Der BDZV begrüßt die Entscheidung des Europäischen Parlaments, wonach die Bereiche Werbung und Medien nicht unter den Anwendungsbereich des geplanten neuen EU-Gesetzes gegen Diskriminierung fallen sollen. Die Mitglieder des EU-Parlaments hätten damit die Bedeutung der Pressefreiheit gestärkt, betonte der BDZV. Zeitungsverlage könnten nun beispielsweise von politischen Parteien oder weltanschaulichen Vereinigungen nicht gezwungen werden, unerwünschte Anzeigen unter Berufung auf das Diskriminierungsverbot zu veröffentlichen.

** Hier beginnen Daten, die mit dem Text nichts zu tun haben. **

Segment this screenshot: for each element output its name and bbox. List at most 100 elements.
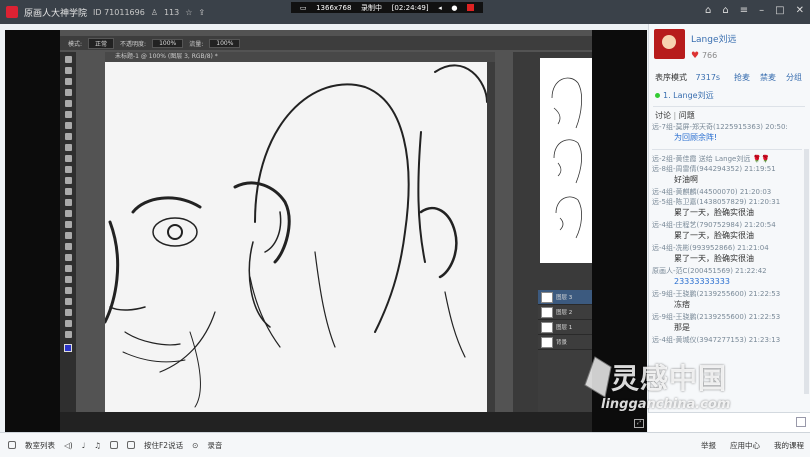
teacher-name[interactable]: Lange刘远	[691, 29, 736, 45]
hand-icon[interactable]	[109, 441, 118, 449]
like-icon[interactable]: ♥ 766	[691, 51, 736, 61]
layer-name: 背景	[556, 340, 568, 346]
message-text: 好油啊	[674, 175, 698, 184]
bottom-toolbar: 教室列表 ◁) ♩ ♫ 按住F2说话 ⊙ 录音 举报 应用中心 我的课程	[0, 432, 810, 457]
layer-thumbnail	[541, 291, 553, 303]
tab-discussion[interactable]: 讨论	[655, 111, 671, 120]
layer-thumbnail	[541, 336, 553, 348]
ps-layer-row: 背景	[538, 335, 592, 350]
ps-canvas	[105, 62, 487, 412]
close-icon[interactable]: ✕	[796, 5, 804, 16]
ps-tool	[64, 331, 72, 338]
speaker-icon[interactable]: ◁)	[64, 441, 73, 450]
online-status-icon	[655, 93, 660, 98]
ps-option-flow-label: 流量:	[189, 40, 204, 48]
divider	[652, 149, 802, 150]
ps-canvas-scrollbar	[487, 62, 495, 412]
message-meta: 远-4组-冼彬(993952866) 21:21:04	[652, 244, 769, 252]
ps-tool	[64, 144, 72, 151]
maximize-icon[interactable]: □	[775, 5, 784, 16]
ps-tool	[64, 78, 72, 85]
message-meta: 远-4组-黄城仪(3947277153) 21:23:13	[652, 336, 781, 344]
ps-tool	[64, 199, 72, 206]
ps-layers-panel: 图层 3 图层 2 图层 1 背景	[538, 290, 592, 412]
window-controls: ⌂ ⌂ ≡ – □ ✕	[705, 5, 804, 16]
ps-tool	[64, 166, 72, 173]
ps-tool	[64, 243, 72, 250]
star-icon[interactable]: ☆	[185, 8, 192, 17]
ps-tool	[64, 298, 72, 305]
navigator-thumbnail	[551, 77, 582, 239]
send-icon[interactable]	[796, 417, 806, 427]
report-button[interactable]: 举报	[701, 440, 716, 451]
app-center-button[interactable]: 应用中心	[730, 440, 760, 451]
teacher-avatar[interactable]	[654, 29, 685, 59]
member-count: 113	[163, 7, 180, 17]
tab-question[interactable]: 问题	[679, 111, 695, 120]
ps-tool	[64, 276, 72, 283]
recording-status: 录制中	[361, 3, 383, 12]
ban-mic-link[interactable]: 禁麦	[760, 72, 776, 83]
mic-icon[interactable]: ♩	[82, 441, 86, 450]
record-icon[interactable]: ⊙	[192, 441, 198, 450]
ps-tool	[64, 56, 72, 63]
stop-button[interactable]	[467, 4, 475, 11]
music-icon[interactable]: ♫	[94, 441, 101, 450]
ps-tool	[64, 100, 72, 107]
message-text: 累了一天，脸确实很油	[674, 254, 754, 263]
performance-row: 表序模式 7317s	[655, 72, 720, 83]
room-id: ID 71011696	[93, 7, 145, 17]
recording-resolution: 1366x768	[316, 3, 352, 12]
ps-tool	[64, 320, 72, 327]
push-to-talk-button[interactable]: 按住F2说话	[144, 440, 183, 451]
chat-tabs: 讨论 | 问题	[655, 111, 695, 120]
member-icon: ♙	[150, 7, 158, 17]
ps-tool	[64, 67, 72, 74]
grab-mic-link[interactable]: 抢麦	[734, 72, 750, 83]
message-text: 累了一天，脸确实很油	[674, 231, 754, 240]
camera-icon[interactable]: ●	[451, 4, 457, 12]
ps-layer-row: 图层 3	[538, 290, 592, 305]
message-meta: 远-4组-黄麒麟(44500070) 21:20:03	[652, 188, 772, 196]
menu-icon[interactable]: ≡	[740, 5, 748, 16]
ps-foreground-color	[64, 344, 72, 352]
chat-input-field[interactable]	[648, 412, 810, 432]
divider	[653, 106, 805, 107]
sketch-drawing	[105, 64, 487, 408]
ps-option-mode-label: 模式:	[68, 40, 83, 48]
skin-icon[interactable]: ⌂	[705, 5, 711, 16]
photoshop-screen: 模式: 正常 不透明度: 100% 流量: 100% 未标题-1 @ 100% …	[60, 30, 592, 432]
bottom-right-actions: 举报 应用中心 我的课程	[701, 440, 810, 451]
window-title: 原画人大神学院	[24, 8, 88, 19]
ps-navigator-panel	[540, 58, 592, 263]
record-button[interactable]: 录音	[207, 440, 222, 451]
ps-tool	[64, 309, 72, 316]
recording-bar: ▭ 1366x768 录制中 [02:24:49] ◂ ●	[291, 2, 483, 13]
ps-tool	[64, 177, 72, 184]
queue-item-label: 1. Lange刘远	[663, 91, 714, 100]
my-courses-button[interactable]: 我的课程	[774, 440, 804, 451]
push-to-talk-icon[interactable]	[126, 441, 135, 449]
classroom-list-icon[interactable]	[8, 441, 16, 449]
message-meta: 远-2组-黄佳霞 送给 Lange刘远 🌹🌹	[652, 155, 770, 163]
chat-scrollbar[interactable]	[804, 149, 809, 394]
share-icon[interactable]: ⇪	[198, 8, 205, 17]
ps-tool	[64, 221, 72, 228]
ps-status-bar	[60, 412, 592, 432]
message-meta: 原画人-范C(200451569) 21:22:42	[652, 267, 767, 275]
chat-message-list: 远-7组-莫屏-郑天奇(1225915363) 20:50: 为回顾余阵! 远-…	[652, 122, 804, 377]
message-text: 冻痞	[674, 300, 690, 309]
ps-tool	[64, 111, 72, 118]
message-text: 累了一天，脸确实很油	[674, 208, 754, 217]
video-stream: 模式: 正常 不透明度: 100% 流量: 100% 未标题-1 @ 100% …	[5, 30, 647, 432]
classroom-list-button[interactable]: 教室列表	[25, 440, 55, 451]
group-link[interactable]: 分组	[786, 72, 802, 83]
minimize-icon[interactable]: –	[759, 5, 764, 16]
recording-time: [02:24:49]	[391, 3, 429, 12]
fullscreen-icon[interactable]: ⤢	[634, 419, 644, 428]
message-meta: 远-7组-莫屏-郑天奇(1225915363) 20:50:	[652, 123, 788, 131]
home-icon[interactable]: ⌂	[722, 5, 728, 16]
mic-queue-item[interactable]: 1. Lange刘远	[655, 90, 714, 101]
app-logo-icon	[6, 6, 18, 18]
pause-icon[interactable]: ◂	[438, 4, 442, 12]
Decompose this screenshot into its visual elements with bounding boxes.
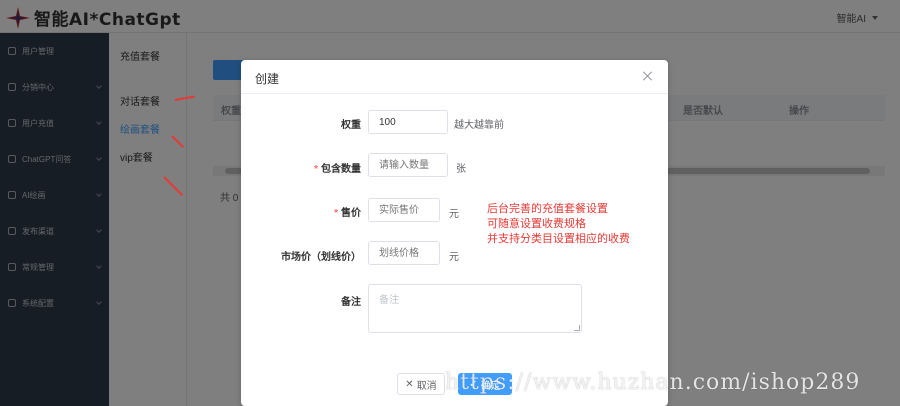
count-unit: 张 [456, 164, 466, 175]
remark-label: 备注 [341, 297, 361, 308]
price-label: * 售价 [334, 208, 361, 219]
close-icon: ✕ [405, 378, 414, 390]
remark-textarea[interactable]: 备注 [368, 284, 582, 333]
count-label: * 包含数量 [314, 164, 361, 175]
dialog-title: 创建 [255, 72, 280, 86]
weight-hint: 越大越靠前 [454, 120, 504, 131]
annotation-note-line-1: 后台完善的充值套餐设置 [487, 203, 608, 215]
price-unit: 元 [449, 209, 459, 220]
remark-placeholder: 备注 [379, 295, 399, 306]
annotation-note-line-2: 可随意设置收费规格 [487, 218, 586, 230]
cancel-button-label: 取消 [416, 380, 437, 392]
price-input[interactable] [368, 198, 440, 222]
market-price-label: 市场价（划线价） [281, 252, 361, 263]
cancel-button[interactable]: ✕ 取消 [397, 373, 445, 395]
resize-handle[interactable] [574, 325, 580, 331]
watermark: https://www.huzhan.com/ishop289 [445, 370, 861, 395]
weight-label: 权重 [341, 120, 361, 131]
count-input[interactable] [368, 153, 448, 177]
market-price-unit: 元 [449, 252, 459, 263]
create-dialog: 创建 权重 越大越靠前 *包含数量 张 *售价 元 后台完善的充值套餐设置 可随… [241, 60, 668, 406]
close-icon[interactable] [642, 70, 654, 82]
dialog-divider [241, 93, 668, 94]
weight-input[interactable] [368, 110, 448, 134]
annotation-note-line-3: 并支持分类目设置相应的收费 [487, 233, 630, 245]
market-price-input[interactable] [368, 241, 440, 265]
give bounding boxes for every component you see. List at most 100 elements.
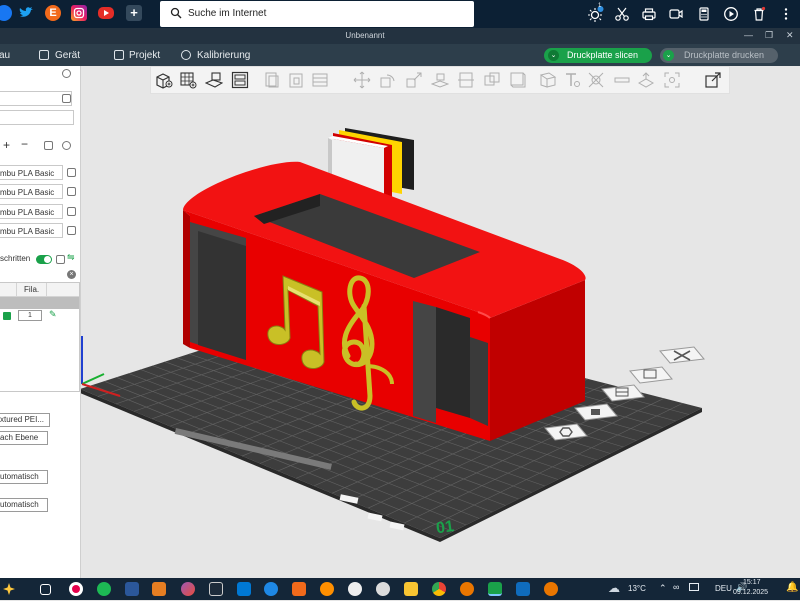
menu-item-device[interactable]: Gerät [55,50,80,61]
move-icon[interactable] [353,71,371,89]
plate-type-select[interactable] [0,110,74,125]
auto-orient-icon[interactable] [204,71,224,89]
sync-filament-icon[interactable] [44,141,53,150]
filament-slot-2[interactable]: mbu PLA Basic [0,184,63,199]
file-explorer-icon[interactable] [404,582,418,596]
plate-type-button[interactable]: xtured PEI... [0,413,50,427]
link-icon[interactable]: ∞ [673,582,679,592]
delete-all-icon[interactable] [311,71,329,89]
edit-filament-2-icon[interactable] [67,187,76,196]
app-icon-white[interactable] [348,582,362,596]
chevron-down-icon[interactable]: ⌄ [663,50,674,61]
filament-slot-3[interactable]: mbu PLA Basic [0,204,63,219]
visible-checkbox[interactable] [3,312,11,320]
youtube-icon[interactable] [98,7,114,19]
language-indicator[interactable]: DEU [715,584,732,593]
filament-slot-4[interactable]: mbu PLA Basic [0,223,63,238]
fit-view-icon[interactable] [663,71,681,89]
edit-printer-icon[interactable] [62,94,71,103]
add-plate-icon[interactable] [179,71,197,89]
play-icon[interactable] [723,6,739,22]
advanced-toggle[interactable] [36,255,52,264]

Anlass ist ein Richtlinienvorschlag der Europäischen Kommission zur „Anwendung des Grundsatzes der Gleichbehandlung ungeachtet der Religion oder der Weltanschauung, einer Behinderung, des Alters oder sexuellen Ausrichtung“, über den das Europäische Parlament heute zu befinden hatte. Damit soll der in der Arbeitswelt bereits bestehende Anspruch auf Gleichbehandlung auch für die Bereiche Bildung, Dienstleistungen und Sozialschutz festgeschrieben werden. Die deutschen Zeitungsverleger hatten im Vorfeld gewarnt, dass künftig auch missliebige Parteien oder Sekten den Abdruck von Anzeigen durchsetzen könnten. BDZV-Hauptgeschäftsführer Dietmar Wolff bezeichnete die Ausnahme von Werbung und Medien von der geplanten Richtlinie als „ein wichtiges Signal für die Pressefreiheit“.